The Uyghur American Association (UAA) is alarmed at a report that Uyghurs will be advised against boarding public buses in the city of Karamay as part of a campaign to discourage five types of appearance. The highlighted appearances target Muslim, and in particular, Uyghur residents in the city and were publicized in a report and image in Chinese state media. “Officials in Karamay city are endorsing an openly racist and discriminatory policy aimed at ordinary Uyghur people,” said UAA president, Alim Seytoff in a statement from Washington, DC. This ban follows one introduced in July of this year in East Turkestan’s capital Urumqi, whereby restrictions similar to those imposed by airlines were applied to buses.  

Below is an article published by Uiyghur Human Rights Project:

“The concern is officials feel they can flaunt the laws of China in order to implement Xi Jinping’s one year anti-terror campaign that appears more and more to be a wholesale onslaught against the Uyghur peoples’ religious beliefs and practices. What this bus ban tells us is that Uiyghurs in China have fewer rights than other citizens, even in their homeland, and that it green lights discrimination against Uiyghurs by ordinary Han Chinese.”

On August 4, 2014, the Karamay Daily, a government controlled media outlet, reported that residents in Karamay city displaying at least one of five types of appearance will be advised against boarding buses and will be reported to police if they refuse. The appearances included:

Jilbab Head-covering scarf Veil Young people with large beards Clothing displaying the crescent moon and star

Fifty-nine major public bus stations in the city will be manned by security personnel to conduct checks and every passenger will have his or her bags searched.

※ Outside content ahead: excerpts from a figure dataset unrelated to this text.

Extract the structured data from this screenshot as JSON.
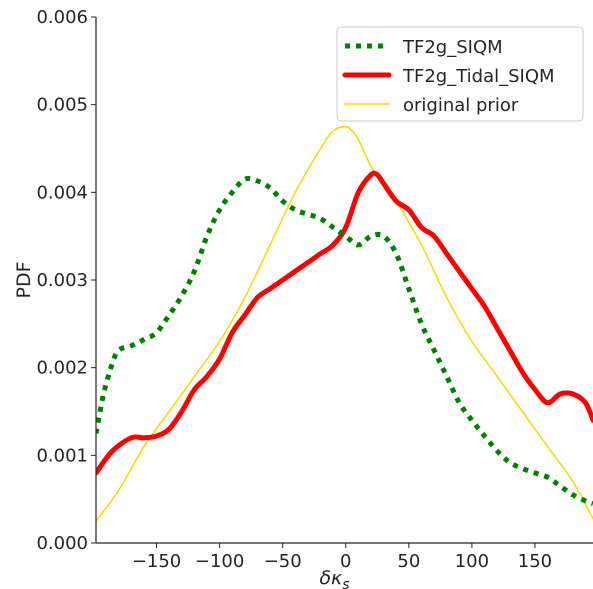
{
  "chart_data": {
    "type": "line",
    "xlabel": "δκs",
    "ylabel": "PDF",
    "xlim": [
      -198,
      196
    ],
    "ylim": [
      0,
      0.006
    ],
    "xticks": [
      -150,
      -100,
      -50,
      0,
      50,
      100,
      150
    ],
    "xtick_labels": [
      "−150",
      "−100",
      "−50",
      "0",
      "50",
      "100",
      "150"
    ],
    "yticks": [
      0,
      0.001,
      0.002,
      0.003,
      0.004,
      0.005,
      0.006
    ],
    "ytick_labels": [
      "0.000",
      "0.001",
      "0.002",
      "0.003",
      "0.004",
      "0.005",
      "0.006"
    ],
    "grid": false,
    "legend_position": "upper right",
    "series": [
      {
        "name": "TF2g_SIQM",
        "color": "#008000",
        "style": "dotted",
        "x": [
          -198,
          -192,
          -185,
          -180,
          -170,
          -160,
          -150,
          -140,
          -130,
          -120,
          -110,
          -100,
          -90,
          -80,
          -70,
          -60,
          -50,
          -40,
          -30,
          -20,
          -10,
          0,
          10,
          20,
          30,
          40,
          50,
          60,
          70,
          80,
          90,
          100,
          110,
          120,
          130,
          140,
          150,
          160,
          170,
          180,
          190,
          196
        ],
        "y": [
          0.00125,
          0.0017,
          0.00205,
          0.0022,
          0.00225,
          0.00232,
          0.0024,
          0.0026,
          0.00282,
          0.0031,
          0.0035,
          0.0038,
          0.004,
          0.00415,
          0.00413,
          0.00405,
          0.0039,
          0.0038,
          0.00375,
          0.0037,
          0.0036,
          0.0035,
          0.0034,
          0.0035,
          0.0035,
          0.0033,
          0.0029,
          0.0025,
          0.0022,
          0.0019,
          0.0016,
          0.0014,
          0.00122,
          0.00105,
          0.00092,
          0.00085,
          0.0008,
          0.00075,
          0.00065,
          0.00055,
          0.00048,
          0.00045
        ]
      },
      {
        "name": "TF2g_Tidal_SIQM",
        "color": "#ff0000",
        "style": "solid",
        "x": [
          -198,
          -185,
          -170,
          -160,
          -150,
          -140,
          -130,
          -120,
          -110,
          -100,
          -90,
          -80,
          -70,
          -60,
          -50,
          -40,
          -30,
          -20,
          -10,
          0,
          10,
          20,
          25,
          30,
          40,
          50,
          60,
          70,
          80,
          90,
          100,
          110,
          120,
          130,
          140,
          150,
          160,
          170,
          180,
          190,
          196
        ],
        "y": [
          0.0008,
          0.00105,
          0.0012,
          0.0012,
          0.00122,
          0.0013,
          0.0015,
          0.00175,
          0.0019,
          0.0021,
          0.0024,
          0.0026,
          0.0028,
          0.0029,
          0.003,
          0.0031,
          0.0032,
          0.0033,
          0.0034,
          0.0036,
          0.004,
          0.0042,
          0.0042,
          0.0041,
          0.0039,
          0.0038,
          0.0036,
          0.0035,
          0.0033,
          0.0031,
          0.0029,
          0.0027,
          0.00245,
          0.0022,
          0.00195,
          0.00175,
          0.0016,
          0.0017,
          0.0017,
          0.0016,
          0.0014
        ]
      },
      {
        "name": "original prior",
        "color": "#ffd700",
        "style": "solid-thin",
        "x": [
          -198,
          -180,
          -160,
          -140,
          -120,
          -100,
          -80,
          -60,
          -40,
          -20,
          -10,
          0,
          5,
          10,
          20,
          30,
          40,
          60,
          80,
          100,
          120,
          140,
          160,
          180,
          196
        ],
        "y": [
          0.00025,
          0.0006,
          0.0011,
          0.0015,
          0.0019,
          0.0023,
          0.0028,
          0.0034,
          0.004,
          0.0045,
          0.0047,
          0.00475,
          0.0047,
          0.0046,
          0.0043,
          0.0041,
          0.0039,
          0.0034,
          0.0028,
          0.0023,
          0.0019,
          0.0015,
          0.0011,
          0.0007,
          0.00028
        ]
      }
    ]
  }
}
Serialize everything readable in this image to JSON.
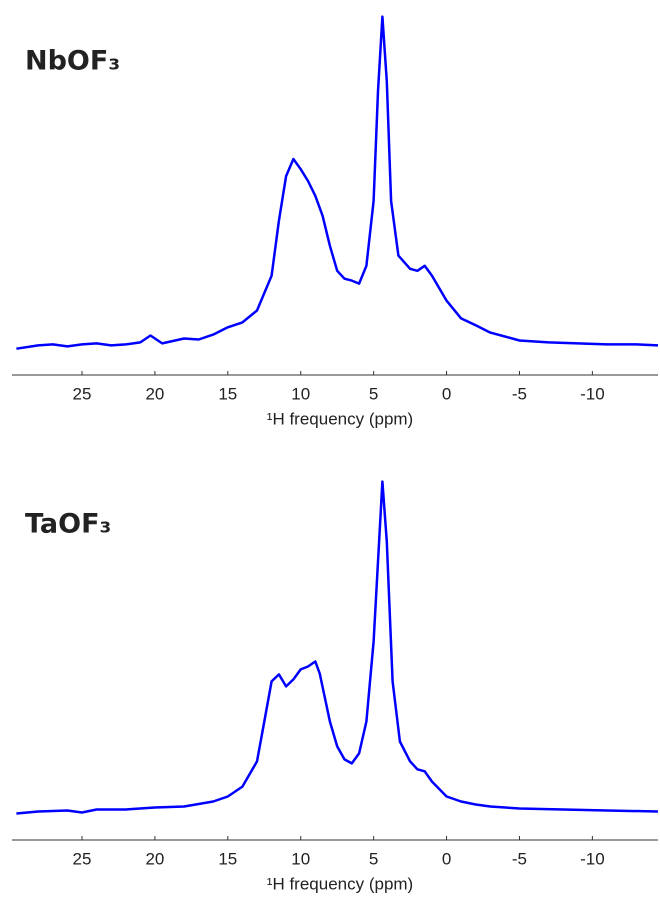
{
  "chart_data": [
    {
      "type": "line",
      "title": "NbOF₃",
      "xlabel": "¹H frequency (ppm)",
      "xlim": [
        29.8,
        -14.5
      ],
      "ylim": [
        -9,
        102
      ],
      "xticks": [
        25,
        20,
        15,
        10,
        5,
        0,
        -5,
        -10
      ],
      "x": [
        29.5,
        28,
        27,
        26,
        25,
        24,
        23,
        22,
        21,
        20.3,
        19.5,
        18,
        17,
        16,
        15,
        14,
        13,
        12,
        11.5,
        11,
        10.5,
        10,
        9.5,
        9,
        8.5,
        8,
        7.5,
        7,
        6.5,
        6,
        5.5,
        5,
        4.7,
        4.4,
        4.1,
        3.8,
        3.3,
        2.5,
        2,
        1.5,
        1,
        0,
        -1,
        -2,
        -3,
        -4,
        -5,
        -7,
        -9,
        -11,
        -13,
        -14.5
      ],
      "series": [
        {
          "color": "#0000ff",
          "values": [
            -1,
            0,
            0.3,
            -0.3,
            0.3,
            0.6,
            0,
            0.3,
            0.9,
            3,
            0.6,
            2.1,
            1.8,
            3.3,
            5.5,
            7,
            10.6,
            21.2,
            37.9,
            51.5,
            56.7,
            53.6,
            50,
            45.5,
            39.4,
            30.3,
            22.7,
            20.3,
            19.7,
            18.8,
            24.2,
            43.9,
            77.3,
            100,
            80.3,
            43.9,
            27.3,
            23.3,
            22.7,
            24.2,
            21.2,
            13.6,
            8.2,
            6.1,
            3.9,
            2.7,
            1.5,
            0.9,
            0.6,
            0.3,
            0.3,
            0
          ]
        }
      ]
    },
    {
      "type": "line",
      "title": "TaOF₃",
      "xlabel": "¹H frequency (ppm)",
      "xlim": [
        29.8,
        -14.5
      ],
      "ylim": [
        -8,
        102
      ],
      "xticks": [
        25,
        20,
        15,
        10,
        5,
        0,
        -5,
        -10
      ],
      "x": [
        29.5,
        28,
        26,
        25,
        24,
        22,
        20,
        18,
        16,
        15,
        14,
        13,
        12.5,
        12,
        11.5,
        11,
        10.5,
        10,
        9.5,
        9,
        8.7,
        8,
        7.5,
        7,
        6.5,
        6,
        5.5,
        5,
        4.7,
        4.4,
        4.1,
        3.7,
        3.2,
        2.5,
        2,
        1.5,
        1,
        0,
        -1,
        -2,
        -3,
        -5,
        -8,
        -11,
        -14.5
      ],
      "series": [
        {
          "color": "#0000ff",
          "values": [
            0,
            0.6,
            0.9,
            0.3,
            1.2,
            1.2,
            1.8,
            2.1,
            3.6,
            5.1,
            8.1,
            15.7,
            27.7,
            39.8,
            41.9,
            38.3,
            40.4,
            43.4,
            44.3,
            45.8,
            42.2,
            27.7,
            20.2,
            16.3,
            15.1,
            18.1,
            27.7,
            51.8,
            75.9,
            100,
            81.9,
            39.8,
            21.7,
            15.7,
            13.3,
            12.7,
            9.6,
            5.1,
            3.6,
            2.7,
            2.1,
            1.5,
            1.2,
            0.9,
            0.6
          ]
        }
      ]
    }
  ]
}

UAA believes that the ban placed on certain kinds of appearance in Karamay not only targets all Muslims, but also specifically focuses on the Uiyghur population, as demonstrated in forbidding clothing with the crescent moon and star—a symbol used on the flag of East Turkestan. UAA also believes that Chinese authorities in Karamay are able to confidently implement such stringent prohibitions in a city that has a 75% population of Han Chinese.

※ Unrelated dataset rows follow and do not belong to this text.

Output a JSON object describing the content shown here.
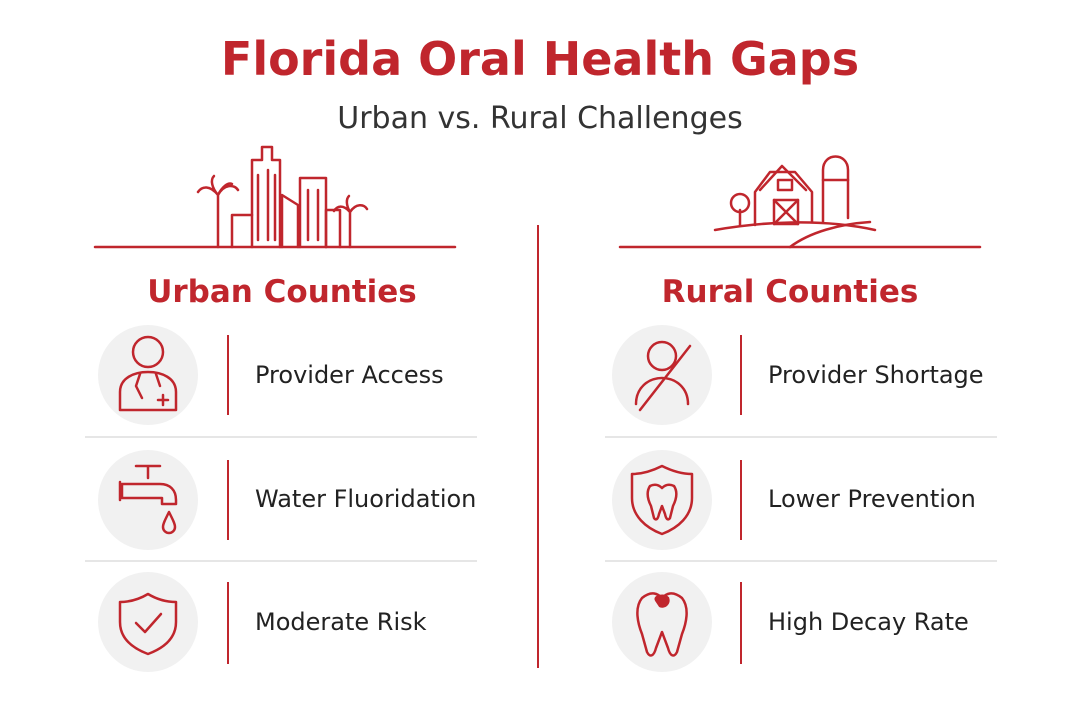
{
  "header": {
    "title": "Florida Oral Health Gaps",
    "subtitle": "Urban vs. Rural Challenges"
  },
  "columns": [
    {
      "heading": "Urban Counties",
      "items": [
        {
          "label": "Provider Access"
        },
        {
          "label": "Water Fluoridation"
        },
        {
          "label": "Moderate Risk"
        }
      ]
    },
    {
      "heading": "Rural Counties",
      "items": [
        {
          "label": "Provider Shortage"
        },
        {
          "label": "Lower Prevention"
        },
        {
          "label": "High Decay Rate"
        }
      ]
    }
  ]
}
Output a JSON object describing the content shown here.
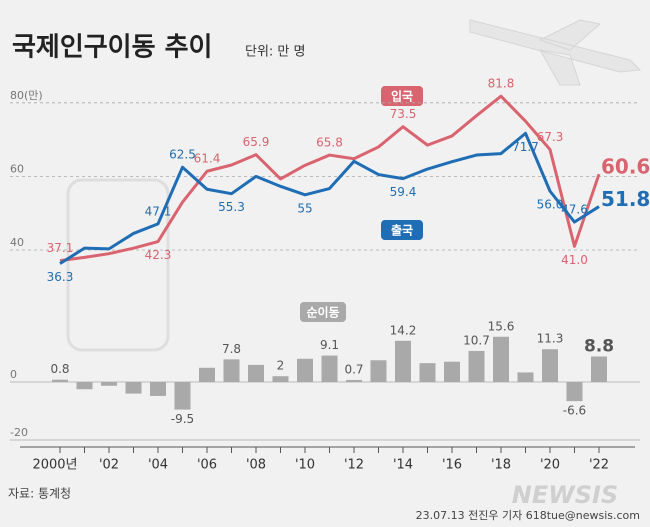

The curbs in Karamay were put in place days after overseas media reported on a ban of products such as yoghurt, mineral water, soft drinks and cooking oil on public transport in the regional capital of Urumchi.

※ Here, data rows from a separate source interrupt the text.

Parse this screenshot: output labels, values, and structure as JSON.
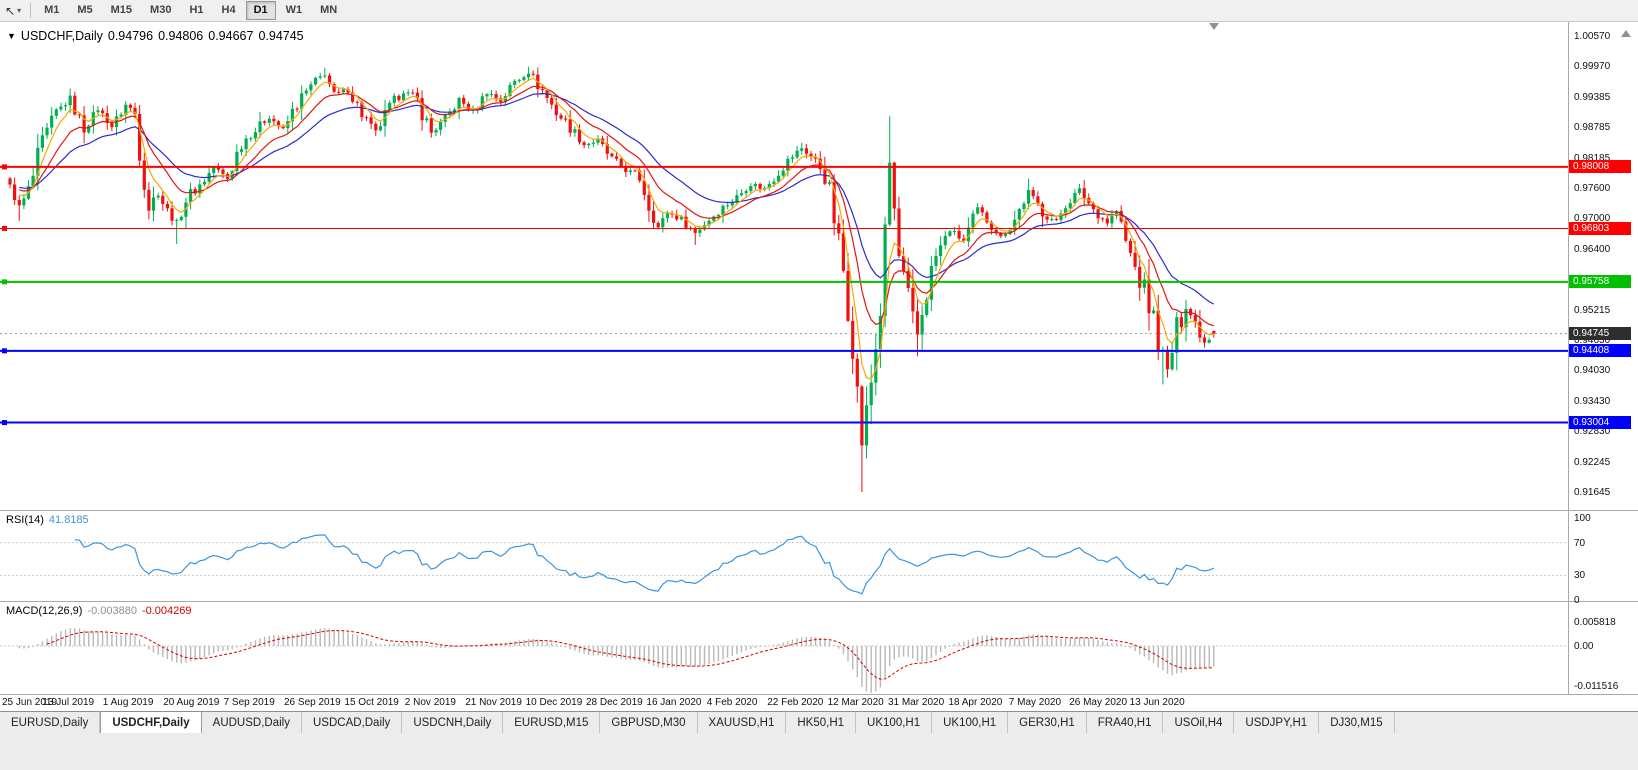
{
  "colors": {
    "candle_up": "#00b050",
    "candle_down": "#f01010",
    "rsi": "#3b95e0",
    "macd_hist": "#b8b8b8",
    "macd_signal": "#d40000",
    "current_tag": "#2e2e2e",
    "line_red": "#ff0000",
    "line_green": "#00c000",
    "line_blue": "#0000ff"
  },
  "toolbar": {
    "timeframes": [
      "M1",
      "M5",
      "M15",
      "M30",
      "H1",
      "H4",
      "D1",
      "W1",
      "MN"
    ],
    "active_timeframe": "D1"
  },
  "chart": {
    "symbol_label": "USDCHF,Daily",
    "ohlc": {
      "open": "0.94796",
      "high": "0.94806",
      "low": "0.94667",
      "close": "0.94745"
    },
    "price_axis": [
      "1.00570",
      "0.99970",
      "0.99385",
      "0.98785",
      "0.98185",
      "0.97600",
      "0.97000",
      "0.96400",
      "0.95815",
      "0.95215",
      "0.94630",
      "0.94030",
      "0.93430",
      "0.92830",
      "0.92245",
      "0.91645"
    ],
    "hlines": [
      {
        "price": 0.98008,
        "label": "0.98008",
        "color": "#ff0000",
        "width": 2
      },
      {
        "price": 0.96803,
        "label": "0.96803",
        "color": "#ff0000",
        "width": 1
      },
      {
        "price": 0.95758,
        "label": "0.95758",
        "color": "#00c000",
        "width": 2
      },
      {
        "price": 0.94408,
        "label": "0.94408",
        "color": "#0000ff",
        "width": 2
      },
      {
        "price": 0.93004,
        "label": "0.93004",
        "color": "#0000ff",
        "width": 2
      }
    ],
    "current_price": {
      "price": 0.94745,
      "label": "0.94745"
    },
    "date_axis": [
      "25 Jun 2019",
      "13 Jul 2019",
      "1 Aug 2019",
      "20 Aug 2019",
      "7 Sep 2019",
      "26 Sep 2019",
      "15 Oct 2019",
      "2 Nov 2019",
      "21 Nov 2019",
      "10 Dec 2019",
      "28 Dec 2019",
      "16 Jan 2020",
      "4 Feb 2020",
      "22 Feb 2020",
      "12 Mar 2020",
      "31 Mar 2020",
      "18 Apr 2020",
      "7 May 2020",
      "26 May 2020",
      "13 Jun 2020"
    ]
  },
  "chart_data": {
    "type": "candlestick",
    "symbol": "USDCHF",
    "timeframe": "Daily",
    "ylim": [
      0.91645,
      1.0057
    ],
    "candles_total": 261,
    "price_path": [
      [
        0,
        0.976
      ],
      [
        2,
        0.9722
      ],
      [
        4,
        0.975
      ],
      [
        7,
        0.984
      ],
      [
        10,
        0.9905
      ],
      [
        13,
        0.9935
      ],
      [
        16,
        0.9872
      ],
      [
        19,
        0.9915
      ],
      [
        22,
        0.988
      ],
      [
        25,
        0.9922
      ],
      [
        27,
        0.9905
      ],
      [
        28,
        0.984
      ],
      [
        30,
        0.9725
      ],
      [
        32,
        0.975
      ],
      [
        34,
        0.9712
      ],
      [
        36,
        0.969
      ],
      [
        38,
        0.9738
      ],
      [
        41,
        0.9765
      ],
      [
        44,
        0.98
      ],
      [
        47,
        0.9778
      ],
      [
        50,
        0.985
      ],
      [
        53,
        0.9872
      ],
      [
        56,
        0.99
      ],
      [
        59,
        0.9872
      ],
      [
        62,
        0.9925
      ],
      [
        65,
        0.9958
      ],
      [
        68,
        0.9985
      ],
      [
        70,
        0.994
      ],
      [
        73,
        0.9952
      ],
      [
        76,
        0.9905
      ],
      [
        79,
        0.9868
      ],
      [
        82,
        0.9915
      ],
      [
        85,
        0.995
      ],
      [
        88,
        0.993
      ],
      [
        91,
        0.9868
      ],
      [
        94,
        0.9892
      ],
      [
        97,
        0.9932
      ],
      [
        100,
        0.9908
      ],
      [
        103,
        0.9948
      ],
      [
        106,
        0.993
      ],
      [
        109,
        0.9968
      ],
      [
        112,
        0.9988
      ],
      [
        115,
        0.995
      ],
      [
        118,
        0.9908
      ],
      [
        121,
        0.9878
      ],
      [
        124,
        0.9845
      ],
      [
        127,
        0.9852
      ],
      [
        130,
        0.9815
      ],
      [
        133,
        0.9795
      ],
      [
        136,
        0.978
      ],
      [
        138,
        0.973
      ],
      [
        140,
        0.9682
      ],
      [
        142,
        0.9712
      ],
      [
        145,
        0.9698
      ],
      [
        148,
        0.9672
      ],
      [
        151,
        0.9698
      ],
      [
        154,
        0.9722
      ],
      [
        157,
        0.9742
      ],
      [
        160,
        0.9768
      ],
      [
        163,
        0.9758
      ],
      [
        166,
        0.9792
      ],
      [
        169,
        0.9822
      ],
      [
        171,
        0.9838
      ],
      [
        174,
        0.9812
      ],
      [
        176,
        0.9792
      ],
      [
        178,
        0.97
      ],
      [
        180,
        0.9598
      ],
      [
        182,
        0.9455
      ],
      [
        184,
        0.9262
      ],
      [
        186,
        0.938
      ],
      [
        188,
        0.952
      ],
      [
        190,
        0.9808
      ],
      [
        192,
        0.9622
      ],
      [
        194,
        0.9538
      ],
      [
        196,
        0.9472
      ],
      [
        198,
        0.956
      ],
      [
        200,
        0.9625
      ],
      [
        203,
        0.9678
      ],
      [
        206,
        0.9655
      ],
      [
        209,
        0.9718
      ],
      [
        212,
        0.9688
      ],
      [
        214,
        0.9662
      ],
      [
        217,
        0.9698
      ],
      [
        220,
        0.9752
      ],
      [
        223,
        0.9712
      ],
      [
        226,
        0.9692
      ],
      [
        228,
        0.973
      ],
      [
        231,
        0.9755
      ],
      [
        234,
        0.9718
      ],
      [
        237,
        0.9692
      ],
      [
        239,
        0.9715
      ],
      [
        241,
        0.9652
      ],
      [
        243,
        0.9602
      ],
      [
        245,
        0.9558
      ],
      [
        247,
        0.9502
      ],
      [
        249,
        0.9432
      ],
      [
        250,
        0.9402
      ],
      [
        252,
        0.9478
      ],
      [
        254,
        0.9528
      ],
      [
        256,
        0.9495
      ],
      [
        258,
        0.9458
      ],
      [
        260,
        0.94745
      ]
    ],
    "wick_overrides": [
      {
        "i": 2,
        "low": 0.9695
      },
      {
        "i": 13,
        "high": 0.9952
      },
      {
        "i": 36,
        "low": 0.965
      },
      {
        "i": 68,
        "high": 0.9995
      },
      {
        "i": 112,
        "high": 0.9997
      },
      {
        "i": 148,
        "low": 0.9648
      },
      {
        "i": 171,
        "high": 0.9848
      },
      {
        "i": 184,
        "low": 0.91645
      },
      {
        "i": 190,
        "high": 0.99
      },
      {
        "i": 196,
        "low": 0.943
      },
      {
        "i": 249,
        "low": 0.9375
      }
    ],
    "last_candle": {
      "open": 0.94796,
      "high": 0.94806,
      "low": 0.94667,
      "close": 0.94745
    },
    "moving_averages": [
      {
        "name": "fast-ma",
        "period": 5,
        "color": "#f5aa00"
      },
      {
        "name": "mid-ma",
        "period": 12,
        "color": "#e01515"
      },
      {
        "name": "slow-ma",
        "period": 24,
        "color": "#2b2bd0"
      }
    ]
  },
  "rsi": {
    "label": "RSI(14)",
    "value": "41.8185",
    "period": 14,
    "levels": [
      70,
      30
    ],
    "axis": [
      "100",
      "70",
      "30",
      "0"
    ]
  },
  "macd": {
    "label": "MACD(12,26,9)",
    "value_main": "-0.003880",
    "value_signal": "-0.004269",
    "axis": [
      "0.005818",
      "0.00",
      "-0.011516"
    ]
  },
  "tabs": {
    "items": [
      "EURUSD,Daily",
      "USDCHF,Daily",
      "AUDUSD,Daily",
      "USDCAD,Daily",
      "USDCNH,Daily",
      "EURUSD,M15",
      "GBPUSD,M30",
      "XAUUSD,H1",
      "HK50,H1",
      "UK100,H1",
      "UK100,H1",
      "GER30,H1",
      "FRA40,H1",
      "USOil,H4",
      "USDJPY,H1",
      "DJ30,M15"
    ],
    "active_index": 1
  }
}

The restrictions in Karamay are not the first time Chinese authorities have attempted to control the personal clothing choices of Uiyghurs in East Turkestan. On May 8, 2014, the Uiyghur Human Rights Project reported on a notice posted on the Shayar County, Aksu Prefecture government website detailing how informants could receive a reward for reporting on local residents exhibiting one or more of 53 proscribed behaviors. One of the behaviors for which rewards were available was information on “people with bizarre dress or growing a long beard.”

Furthermore, on May 15, 2014, UAA called a regional directive regarding the standardization of traditional Uiyghur clothing “an excessive intrusion into the private lives and decisions of the Uiyghur people.”

A May 13, 2014 report in the Chinese state media outlet, Tianshan explained how “the office of a small leadership group for standardization work at the Xinjiang iUyghur Autonomous Region Bureau of Quality and Technology Supervision” planned to liaise with other government departments to standardize the characteristics of traditional ethnic minority dress in the region.

According to the report, the initiative was spurred by concern for the slow “disappearance” of traditional Uiyghur clothing due to the influence of the “three evil forces of extremism, separatism and terrorism.” The article continues by asserting: “a minority of the Xinjiang public is blindly adopting foreign clothes with an extremist religious character.”

UAA believes the latest directives from Karamay city are a contravention of the Chinese Constitution, which states in article 4:

All nationalities in the People's Republic of China are equal. The state protects the lawful rights and interests of the minority nationalities and upholds and develops the relationship of equality, unity and mutual assistance among all of China's nationalities. Discrimination against and oppression of any nationality are prohibited.